Waktu memang sulit ditebak, pertemuan yang secara kebetulan itu membuat kami cepat akrab. Karena waktu yang sudah mulai senja, kami memutuskan untuk kembali ke Moskow. Dan hatiku pun semakin berbunga-bunga manakala dia menawarkan diri menjadi guide berkeliling Moskow. Amboi, senang nian hati ambo!

Di hotel aku tak bisa memejamkan mata barang sedikitpun. Bayang-bayang Taffanie selalu menghantuiku. Kadang aku senyum-senyum sendiri kayak orang gila. Tapi tak masalah, yang penting aku bahagia, titik.


Belomorsk, Hari Ketiga
Belomorsk adalah kota yang indah di utara Rusia. Di situ ada sebuah danau yang bernama Danau Oneya. Danau yang jernih dan masih alami itu memang agak sedikit tertutup salju. Namun ada juga angsa-angsa yang berenang dengan senangnya. Hatikupun merasa bahagia. Apa lagi ketika Tiffanie menggandeng tanganku mengelilingi pinggir danau. Hatiku berdetak keras. Baru kali ini aku digandeng seorang gadis cantik, sarjana soiologi lagi. Ahh.. Semoga jangan cepat berakhir..

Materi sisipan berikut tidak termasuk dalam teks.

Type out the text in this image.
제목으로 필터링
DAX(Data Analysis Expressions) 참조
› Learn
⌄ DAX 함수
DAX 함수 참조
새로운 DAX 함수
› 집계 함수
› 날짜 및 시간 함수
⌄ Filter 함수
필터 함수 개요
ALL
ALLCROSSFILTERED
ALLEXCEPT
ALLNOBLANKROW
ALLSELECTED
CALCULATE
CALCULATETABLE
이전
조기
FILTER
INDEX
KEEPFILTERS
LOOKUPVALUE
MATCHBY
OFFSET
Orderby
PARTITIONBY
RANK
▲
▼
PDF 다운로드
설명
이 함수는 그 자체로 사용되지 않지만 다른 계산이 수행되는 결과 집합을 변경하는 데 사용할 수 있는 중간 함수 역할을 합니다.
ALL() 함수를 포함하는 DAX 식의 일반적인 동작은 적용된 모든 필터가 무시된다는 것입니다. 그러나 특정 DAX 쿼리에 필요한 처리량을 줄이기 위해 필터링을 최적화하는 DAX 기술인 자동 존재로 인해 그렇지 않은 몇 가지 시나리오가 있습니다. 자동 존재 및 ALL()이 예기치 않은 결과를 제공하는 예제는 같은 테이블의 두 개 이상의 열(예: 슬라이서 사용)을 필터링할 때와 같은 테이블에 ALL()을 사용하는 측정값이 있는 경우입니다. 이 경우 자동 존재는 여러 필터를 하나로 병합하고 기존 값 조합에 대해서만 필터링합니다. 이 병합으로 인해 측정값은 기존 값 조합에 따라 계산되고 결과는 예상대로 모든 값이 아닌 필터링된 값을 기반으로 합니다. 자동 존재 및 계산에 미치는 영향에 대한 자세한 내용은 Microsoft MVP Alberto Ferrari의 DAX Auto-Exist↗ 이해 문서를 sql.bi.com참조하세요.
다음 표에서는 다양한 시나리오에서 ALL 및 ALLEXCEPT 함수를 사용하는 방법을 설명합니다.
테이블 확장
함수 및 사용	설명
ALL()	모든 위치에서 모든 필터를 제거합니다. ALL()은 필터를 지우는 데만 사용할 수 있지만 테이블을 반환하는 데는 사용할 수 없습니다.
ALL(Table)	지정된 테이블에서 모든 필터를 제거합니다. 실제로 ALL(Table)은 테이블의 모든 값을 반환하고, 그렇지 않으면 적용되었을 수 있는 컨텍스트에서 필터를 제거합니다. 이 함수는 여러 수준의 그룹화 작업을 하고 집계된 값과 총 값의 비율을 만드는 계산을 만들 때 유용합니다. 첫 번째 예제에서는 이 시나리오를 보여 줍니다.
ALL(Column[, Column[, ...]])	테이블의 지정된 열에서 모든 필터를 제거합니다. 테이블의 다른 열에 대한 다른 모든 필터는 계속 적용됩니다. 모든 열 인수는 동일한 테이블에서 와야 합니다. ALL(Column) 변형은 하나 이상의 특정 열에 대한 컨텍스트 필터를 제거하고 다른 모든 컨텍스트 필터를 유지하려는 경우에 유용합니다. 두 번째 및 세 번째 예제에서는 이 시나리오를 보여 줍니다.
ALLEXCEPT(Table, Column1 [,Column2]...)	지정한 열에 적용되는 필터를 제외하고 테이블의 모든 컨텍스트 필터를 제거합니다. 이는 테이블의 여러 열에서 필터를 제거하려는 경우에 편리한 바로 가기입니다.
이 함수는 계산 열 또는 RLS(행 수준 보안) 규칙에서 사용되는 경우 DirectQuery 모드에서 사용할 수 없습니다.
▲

Karena terlalu terburu-buru, Tiffanie pun terpeleset jatuh. Namun aku dengan sigap menangkap dan memeluk tubuhnya. Bau wangi menyeruak menusuk hidungku. Wangi yang tak akan terlupa dalam hidupku.

Entah setan apa, yang merasuki kami berdua. Bibir kami segera bertemu dan kecupan lembut Tiffanie pun mendarat di bibirku. Aku seperti terpagut ular. Aku segera menarik tubuhku.
‘Maaf.. Aku tak tahu apa yang sedang terjadi. Kita baru saja berkenalan. Jadi.. Jadi..’, kataku terbata-bata.

‘It’s OK. Harusnya aku yang meminta maaf. Aku suka kamu. Kamu elegan..’, katanya dengan raut muka serius.

Aku tak menjawab, hanya sedikit mengangguk. Takut merusak suasana. Dan ketika sambil berjalan dia menggelitik pinggangku, aku pun jadi tertawa. Suasana pun kembali mencair. Kami pun makan di sebuah restoran di pinggir Danau Oneya. Suasana sungguh romantis sekali. Lagu-lagu lembut dari Queen seakan mengilhami kami untuk berpegangan tangan. Merangkul dan ciuman. Pelajaran bercinta yang sedang kujalani cepat kutangkap. Aku pun sudah terbiasa dengan pelukan dan ciuman dari Tiffanie. Pengalaman yang aneh dan baru pertama kali dalam hidupku..


Swerdlowsk, Hari Keempat
Di sebelah timur Rusia, ada sungai yang indah, yang terkenal dengan sebutan sungai Irtisyi. Sungainya sangat indah dan kadang terlihat pecah menjadi anak-anak sungai. Kedekatanku dengan Tiffanie bagaikan batang sungai dengan anak sungai tak terlepaskan, mungkin oleh kekuatan apapun juga.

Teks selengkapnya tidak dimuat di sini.